While serving as President of NTU and CMU, he held the distinction of being the only university president elected to all three U.S. National Academies of Sciences, Engineering, and Medicine. He has also been elected to the American Academy of Arts and Sciences and the National Academy of Inventors. In recognition of his “outstanding accomplishments in technological innovations that contribute broadly to the development of industry and benefit society,” the Industrial Research Institute (IRI) selected Suresh for its highest honor, the IRI Medal, in 2015. 

Over the years, Suresh has held numerous professorships and other visiting appointments at universities around the world. His work in nanobiomechanics garnered him a spot in MIT’s Technology Review magazine in 2006 as a Top 10 researcher “whose work will have a significant impact on business, medicine or culture.” He was also chosen by Science Watch/Thomson Reuters as one of the top 100 most impactful materials scientists (based on publication citation impact) during the decade 2000-2010. 
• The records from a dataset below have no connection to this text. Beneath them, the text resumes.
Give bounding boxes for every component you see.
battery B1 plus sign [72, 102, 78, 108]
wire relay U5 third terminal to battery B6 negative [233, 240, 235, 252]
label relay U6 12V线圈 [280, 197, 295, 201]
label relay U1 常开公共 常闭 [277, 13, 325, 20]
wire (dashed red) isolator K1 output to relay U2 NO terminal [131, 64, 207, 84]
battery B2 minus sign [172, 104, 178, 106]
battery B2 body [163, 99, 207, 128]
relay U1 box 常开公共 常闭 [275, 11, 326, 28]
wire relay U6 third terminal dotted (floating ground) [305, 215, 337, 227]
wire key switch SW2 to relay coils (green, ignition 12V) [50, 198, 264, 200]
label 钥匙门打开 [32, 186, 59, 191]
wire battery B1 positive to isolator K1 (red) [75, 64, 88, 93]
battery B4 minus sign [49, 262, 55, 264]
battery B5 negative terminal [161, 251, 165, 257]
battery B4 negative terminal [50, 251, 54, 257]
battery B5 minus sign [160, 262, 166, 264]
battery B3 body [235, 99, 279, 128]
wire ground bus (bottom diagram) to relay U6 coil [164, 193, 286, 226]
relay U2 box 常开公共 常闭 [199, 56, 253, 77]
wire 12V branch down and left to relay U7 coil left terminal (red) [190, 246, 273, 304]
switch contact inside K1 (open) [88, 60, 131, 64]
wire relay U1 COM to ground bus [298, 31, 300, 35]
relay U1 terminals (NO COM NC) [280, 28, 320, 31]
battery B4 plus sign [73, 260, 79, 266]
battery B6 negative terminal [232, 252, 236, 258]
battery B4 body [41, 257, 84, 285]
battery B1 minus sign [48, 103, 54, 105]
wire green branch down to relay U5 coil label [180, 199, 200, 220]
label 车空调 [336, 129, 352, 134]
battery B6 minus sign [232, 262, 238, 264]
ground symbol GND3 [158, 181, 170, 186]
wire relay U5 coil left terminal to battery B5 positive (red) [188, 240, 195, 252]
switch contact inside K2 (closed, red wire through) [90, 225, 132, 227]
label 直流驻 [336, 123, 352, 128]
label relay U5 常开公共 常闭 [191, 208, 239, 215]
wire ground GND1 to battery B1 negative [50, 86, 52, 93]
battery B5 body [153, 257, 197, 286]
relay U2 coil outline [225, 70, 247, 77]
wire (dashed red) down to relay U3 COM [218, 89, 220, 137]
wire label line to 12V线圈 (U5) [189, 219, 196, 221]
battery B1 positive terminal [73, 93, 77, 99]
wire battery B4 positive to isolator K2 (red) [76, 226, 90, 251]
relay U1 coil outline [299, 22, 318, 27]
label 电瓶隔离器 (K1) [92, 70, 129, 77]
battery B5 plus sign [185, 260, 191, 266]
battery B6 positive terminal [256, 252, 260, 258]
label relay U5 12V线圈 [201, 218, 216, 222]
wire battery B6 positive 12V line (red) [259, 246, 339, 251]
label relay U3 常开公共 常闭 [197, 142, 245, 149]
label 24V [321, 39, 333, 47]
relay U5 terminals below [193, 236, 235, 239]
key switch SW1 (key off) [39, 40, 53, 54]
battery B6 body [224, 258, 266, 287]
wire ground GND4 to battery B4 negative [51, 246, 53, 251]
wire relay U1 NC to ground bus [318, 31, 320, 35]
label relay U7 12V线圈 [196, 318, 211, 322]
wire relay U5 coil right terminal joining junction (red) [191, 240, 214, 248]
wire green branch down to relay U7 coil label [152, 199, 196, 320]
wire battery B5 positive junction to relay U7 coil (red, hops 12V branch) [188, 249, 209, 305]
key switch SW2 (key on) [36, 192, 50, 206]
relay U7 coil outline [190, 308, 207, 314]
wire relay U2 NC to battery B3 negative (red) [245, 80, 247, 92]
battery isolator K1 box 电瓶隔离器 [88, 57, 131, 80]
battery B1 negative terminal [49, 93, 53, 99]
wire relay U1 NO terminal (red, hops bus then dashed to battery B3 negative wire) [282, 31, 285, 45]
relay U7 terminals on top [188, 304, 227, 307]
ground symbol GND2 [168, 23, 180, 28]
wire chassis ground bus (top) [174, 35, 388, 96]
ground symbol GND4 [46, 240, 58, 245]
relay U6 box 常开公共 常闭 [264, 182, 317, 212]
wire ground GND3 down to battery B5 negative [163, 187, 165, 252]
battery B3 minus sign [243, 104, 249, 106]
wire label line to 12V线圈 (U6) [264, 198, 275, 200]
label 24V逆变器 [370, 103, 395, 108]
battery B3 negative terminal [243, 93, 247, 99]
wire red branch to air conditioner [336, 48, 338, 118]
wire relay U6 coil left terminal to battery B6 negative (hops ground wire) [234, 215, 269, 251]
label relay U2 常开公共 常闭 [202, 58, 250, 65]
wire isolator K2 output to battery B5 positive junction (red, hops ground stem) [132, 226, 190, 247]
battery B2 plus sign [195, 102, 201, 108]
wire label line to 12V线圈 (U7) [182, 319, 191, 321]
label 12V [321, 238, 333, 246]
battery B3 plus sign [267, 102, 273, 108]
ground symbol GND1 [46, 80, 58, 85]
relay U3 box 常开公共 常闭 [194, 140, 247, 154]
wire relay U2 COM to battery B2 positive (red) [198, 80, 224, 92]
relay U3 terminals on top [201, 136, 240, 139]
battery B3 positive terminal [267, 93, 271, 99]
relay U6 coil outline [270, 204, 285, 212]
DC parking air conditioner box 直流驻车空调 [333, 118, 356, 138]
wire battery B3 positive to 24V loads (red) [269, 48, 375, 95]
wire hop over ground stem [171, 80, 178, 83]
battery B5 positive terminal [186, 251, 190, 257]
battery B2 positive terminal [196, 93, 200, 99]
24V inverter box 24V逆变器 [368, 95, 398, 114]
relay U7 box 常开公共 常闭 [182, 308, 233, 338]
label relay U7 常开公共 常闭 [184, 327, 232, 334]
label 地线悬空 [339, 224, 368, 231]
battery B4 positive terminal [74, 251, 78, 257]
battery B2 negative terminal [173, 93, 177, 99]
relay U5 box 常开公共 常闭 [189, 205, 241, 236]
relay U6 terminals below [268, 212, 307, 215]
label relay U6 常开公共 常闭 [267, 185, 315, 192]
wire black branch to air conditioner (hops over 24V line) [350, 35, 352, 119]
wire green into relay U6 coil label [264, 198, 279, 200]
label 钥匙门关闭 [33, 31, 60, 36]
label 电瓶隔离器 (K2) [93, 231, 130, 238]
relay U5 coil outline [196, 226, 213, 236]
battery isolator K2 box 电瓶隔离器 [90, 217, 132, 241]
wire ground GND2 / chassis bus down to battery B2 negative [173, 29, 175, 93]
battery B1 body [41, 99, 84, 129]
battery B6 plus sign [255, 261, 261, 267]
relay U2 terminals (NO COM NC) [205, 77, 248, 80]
Born in India, Suresh graduated from high school at 15 and received his undergraduate degree in first class with distinction from IIT-M, which recognized him as a Distinguished Alumnus in 1997. He received a master’s degree from Iowa State University and went on to complete his doctorate in mechanical engineering from MIT in just two years. He recently returned to the Brown School of Engineering, where he spent his first ten years as a faculty member beginning in 1983 and was promoted to full professor in 1989, as professor at large.